Loukas M., Wartmann C. T., Tubbs R. S., APAYDIN N., Louis R. G., Black B., ...Daha Fazla

SURGICAL AND RADIOLOGIC ANATOMY, cilt.30, sa.4, ss.317-322, 2008 (SCI-Expanded) identifier identifier identifier

  • Yayın Türü: Makale / Tam Makale
  • Cilt numarası: 30 Sayı: 4
  • Basım Tarihi: 2008
  • Doi Numarası: 10.1007/s00276-008-0326-5
  • Dergi Adı: SURGICAL AND RADIOLOGIC ANATOMY
  • Derginin Tarandığı İndeksler: Science Citation Index Expanded (SCI-EXPANDED), Scopus
  • Sayfa Sayıları: ss.317-322
  • Anahtar Kelimeler: false tendons, papillary muscle complex, tricuspid valve, ventricular septum, membranous septum, conduction tissue fibers, TRICUSPID-VALVE, HUMAN HEART, CHORDAE TENDINEAE, ECHOCARDIOGRAPHY, REGURGITATION, LEAFLETS, CHILDREN, AUTOPSY, CORDS, BANDS
  • Ankara Üniversitesi Adresli: Evet

Özet

Left ventricular false tendons (LFTs) have been extensively described and recognized by gross anatomic studies.
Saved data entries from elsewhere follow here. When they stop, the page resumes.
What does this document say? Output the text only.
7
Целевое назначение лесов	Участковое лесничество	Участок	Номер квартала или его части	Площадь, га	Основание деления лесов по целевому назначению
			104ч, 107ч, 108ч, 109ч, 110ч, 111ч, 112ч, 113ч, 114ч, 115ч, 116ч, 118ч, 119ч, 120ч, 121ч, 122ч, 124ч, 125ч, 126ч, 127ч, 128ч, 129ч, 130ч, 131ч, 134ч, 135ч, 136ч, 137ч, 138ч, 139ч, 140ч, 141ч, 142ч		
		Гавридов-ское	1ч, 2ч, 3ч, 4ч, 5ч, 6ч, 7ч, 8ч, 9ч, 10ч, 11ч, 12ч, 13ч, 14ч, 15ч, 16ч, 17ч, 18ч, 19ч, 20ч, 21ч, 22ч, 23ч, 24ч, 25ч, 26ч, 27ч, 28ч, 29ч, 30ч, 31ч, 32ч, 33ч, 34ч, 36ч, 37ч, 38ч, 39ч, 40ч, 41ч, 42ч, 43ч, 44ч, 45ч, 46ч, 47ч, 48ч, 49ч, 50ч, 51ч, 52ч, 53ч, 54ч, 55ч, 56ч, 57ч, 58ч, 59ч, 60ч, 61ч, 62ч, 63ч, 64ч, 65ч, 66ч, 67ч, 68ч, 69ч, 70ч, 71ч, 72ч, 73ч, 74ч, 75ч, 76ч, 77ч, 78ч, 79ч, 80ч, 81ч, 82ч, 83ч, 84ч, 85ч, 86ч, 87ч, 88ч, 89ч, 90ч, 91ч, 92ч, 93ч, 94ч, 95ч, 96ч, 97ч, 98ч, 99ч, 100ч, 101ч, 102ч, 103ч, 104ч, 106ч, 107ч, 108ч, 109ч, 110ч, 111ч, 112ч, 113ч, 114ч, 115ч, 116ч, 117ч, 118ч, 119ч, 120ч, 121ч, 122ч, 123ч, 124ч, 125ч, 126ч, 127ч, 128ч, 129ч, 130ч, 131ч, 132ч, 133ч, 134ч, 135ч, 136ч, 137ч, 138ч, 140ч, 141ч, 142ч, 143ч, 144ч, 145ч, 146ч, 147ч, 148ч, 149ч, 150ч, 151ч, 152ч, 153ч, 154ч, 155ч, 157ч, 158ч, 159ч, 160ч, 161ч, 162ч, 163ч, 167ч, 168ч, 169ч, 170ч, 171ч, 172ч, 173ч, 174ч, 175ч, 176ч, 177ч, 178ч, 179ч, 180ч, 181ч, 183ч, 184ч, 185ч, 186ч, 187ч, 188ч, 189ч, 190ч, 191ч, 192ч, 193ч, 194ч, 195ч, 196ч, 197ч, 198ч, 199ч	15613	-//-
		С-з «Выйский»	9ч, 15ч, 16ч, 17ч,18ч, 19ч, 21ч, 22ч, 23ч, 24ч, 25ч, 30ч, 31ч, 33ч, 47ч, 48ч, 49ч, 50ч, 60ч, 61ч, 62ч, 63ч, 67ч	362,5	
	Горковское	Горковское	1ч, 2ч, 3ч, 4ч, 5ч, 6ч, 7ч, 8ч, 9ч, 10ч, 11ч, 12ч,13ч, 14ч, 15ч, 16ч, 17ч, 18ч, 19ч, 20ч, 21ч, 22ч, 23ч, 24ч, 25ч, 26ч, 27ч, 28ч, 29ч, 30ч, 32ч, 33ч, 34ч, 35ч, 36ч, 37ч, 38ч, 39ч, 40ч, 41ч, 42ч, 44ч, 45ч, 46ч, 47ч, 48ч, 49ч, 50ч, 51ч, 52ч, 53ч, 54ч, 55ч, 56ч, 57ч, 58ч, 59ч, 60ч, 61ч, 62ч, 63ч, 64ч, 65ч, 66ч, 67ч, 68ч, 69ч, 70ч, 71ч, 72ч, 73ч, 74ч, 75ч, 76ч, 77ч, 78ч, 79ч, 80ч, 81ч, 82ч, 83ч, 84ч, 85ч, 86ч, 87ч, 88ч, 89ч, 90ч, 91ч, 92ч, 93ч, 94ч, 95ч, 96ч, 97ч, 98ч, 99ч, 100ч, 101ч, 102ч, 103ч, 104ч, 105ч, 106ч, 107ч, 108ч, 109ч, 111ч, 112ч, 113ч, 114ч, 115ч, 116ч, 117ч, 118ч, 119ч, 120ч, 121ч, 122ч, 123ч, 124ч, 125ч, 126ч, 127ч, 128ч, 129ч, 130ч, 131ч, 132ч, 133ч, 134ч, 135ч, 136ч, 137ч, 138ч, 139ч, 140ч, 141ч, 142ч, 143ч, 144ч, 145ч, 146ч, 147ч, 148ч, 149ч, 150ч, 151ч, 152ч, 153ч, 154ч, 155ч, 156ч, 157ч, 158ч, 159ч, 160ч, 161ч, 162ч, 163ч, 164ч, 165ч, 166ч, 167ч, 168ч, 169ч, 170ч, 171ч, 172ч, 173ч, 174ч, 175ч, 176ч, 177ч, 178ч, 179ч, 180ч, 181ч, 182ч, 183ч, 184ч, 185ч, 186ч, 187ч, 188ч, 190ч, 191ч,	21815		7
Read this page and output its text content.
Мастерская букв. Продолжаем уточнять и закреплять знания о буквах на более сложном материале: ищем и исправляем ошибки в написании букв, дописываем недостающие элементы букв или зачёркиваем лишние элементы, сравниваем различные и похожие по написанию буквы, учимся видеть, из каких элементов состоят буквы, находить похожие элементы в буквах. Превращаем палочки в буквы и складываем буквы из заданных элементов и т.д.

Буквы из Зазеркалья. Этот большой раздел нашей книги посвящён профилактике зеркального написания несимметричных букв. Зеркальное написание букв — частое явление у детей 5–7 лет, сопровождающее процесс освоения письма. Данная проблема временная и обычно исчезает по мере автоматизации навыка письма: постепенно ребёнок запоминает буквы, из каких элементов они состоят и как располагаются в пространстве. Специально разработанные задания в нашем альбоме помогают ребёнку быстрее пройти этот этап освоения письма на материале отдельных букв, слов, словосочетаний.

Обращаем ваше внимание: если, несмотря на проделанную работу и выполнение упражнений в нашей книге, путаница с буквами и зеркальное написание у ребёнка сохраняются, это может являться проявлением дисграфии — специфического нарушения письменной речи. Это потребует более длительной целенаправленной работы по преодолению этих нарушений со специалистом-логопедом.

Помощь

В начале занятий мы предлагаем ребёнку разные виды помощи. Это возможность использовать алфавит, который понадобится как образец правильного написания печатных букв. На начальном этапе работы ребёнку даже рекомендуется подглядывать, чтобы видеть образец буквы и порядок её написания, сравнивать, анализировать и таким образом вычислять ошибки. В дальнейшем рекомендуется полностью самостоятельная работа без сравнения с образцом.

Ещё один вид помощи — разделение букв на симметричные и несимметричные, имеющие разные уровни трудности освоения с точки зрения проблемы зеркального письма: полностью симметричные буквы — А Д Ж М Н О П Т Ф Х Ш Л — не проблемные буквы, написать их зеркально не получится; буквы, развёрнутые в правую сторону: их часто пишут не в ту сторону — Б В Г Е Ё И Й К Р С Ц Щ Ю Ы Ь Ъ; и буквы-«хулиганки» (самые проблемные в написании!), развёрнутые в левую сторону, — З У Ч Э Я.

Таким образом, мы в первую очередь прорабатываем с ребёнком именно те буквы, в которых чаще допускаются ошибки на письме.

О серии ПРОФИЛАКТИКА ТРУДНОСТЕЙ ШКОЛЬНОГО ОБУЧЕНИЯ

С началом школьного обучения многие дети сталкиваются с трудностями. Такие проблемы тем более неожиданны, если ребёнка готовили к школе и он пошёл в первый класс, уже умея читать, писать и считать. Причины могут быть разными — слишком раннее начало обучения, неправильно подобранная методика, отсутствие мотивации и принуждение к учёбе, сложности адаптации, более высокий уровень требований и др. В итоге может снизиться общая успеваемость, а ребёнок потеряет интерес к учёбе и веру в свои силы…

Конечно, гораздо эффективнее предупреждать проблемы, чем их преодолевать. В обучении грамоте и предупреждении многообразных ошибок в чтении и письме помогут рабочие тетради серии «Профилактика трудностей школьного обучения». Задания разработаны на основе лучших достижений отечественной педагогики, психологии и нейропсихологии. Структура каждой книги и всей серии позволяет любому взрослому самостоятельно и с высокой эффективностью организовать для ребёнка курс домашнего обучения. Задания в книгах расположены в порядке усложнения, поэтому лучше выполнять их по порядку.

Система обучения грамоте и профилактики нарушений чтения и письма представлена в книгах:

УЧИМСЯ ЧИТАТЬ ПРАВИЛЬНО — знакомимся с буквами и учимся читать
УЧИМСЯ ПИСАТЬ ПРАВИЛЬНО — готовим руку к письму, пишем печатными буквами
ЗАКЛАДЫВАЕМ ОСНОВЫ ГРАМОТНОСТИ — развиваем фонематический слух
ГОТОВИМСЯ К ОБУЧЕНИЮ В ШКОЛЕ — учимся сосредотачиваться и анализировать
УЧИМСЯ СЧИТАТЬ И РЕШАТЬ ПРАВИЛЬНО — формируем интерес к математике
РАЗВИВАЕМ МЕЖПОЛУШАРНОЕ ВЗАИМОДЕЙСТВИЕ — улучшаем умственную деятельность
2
However, there is very little information available regarding right ventricular false tendons (RFTs). The aim of our study, therefore, was to explore and delineate the morphology, topography and morphometry of the RFTs, and provide a comprehensive picture of their anatomy across a broad range of specimens. We identified 35/100 heart specimens containing right ventricular RFTs and classified them into five types. In Type I (21, 47.7%) the RFTs, was located between the ventricular septum and the anterior papillary muscle; in Type II (11, 22.9%) between ventricular septum and the posterior papillary muscle; in Type III (7, 14.5%) between the anterior leaflet of the tricuspid valve and the right ventricular free wall; in Type IV (5, 10.4%) between the posterior papillary muscle and the ventricular free wall; and lastly, in Type V (4, 8.3%) between the anterior papillary muscle and ventricular free wall. The mean length of the RFTs was 18 +/- 7 mm with a mean diameter of 1.4 +/- 05 mm. Histologic examination with Masson trichrome and PAS revealed that 20 (41.6%) of the 48 RFTs carried conduction tissue fibers. The presence of conduction tissue fibers within the RFTs was limited to Types I, III, and IV. In Types II and V the RFTs resembled fibrous structures in contrast with Type I, II and IV, which were composed more of muscular fibers, including conduction tissue fibers. RFTs containing conduction tissue fibers were identified, which may implicate them in the appearance of arrhythmias.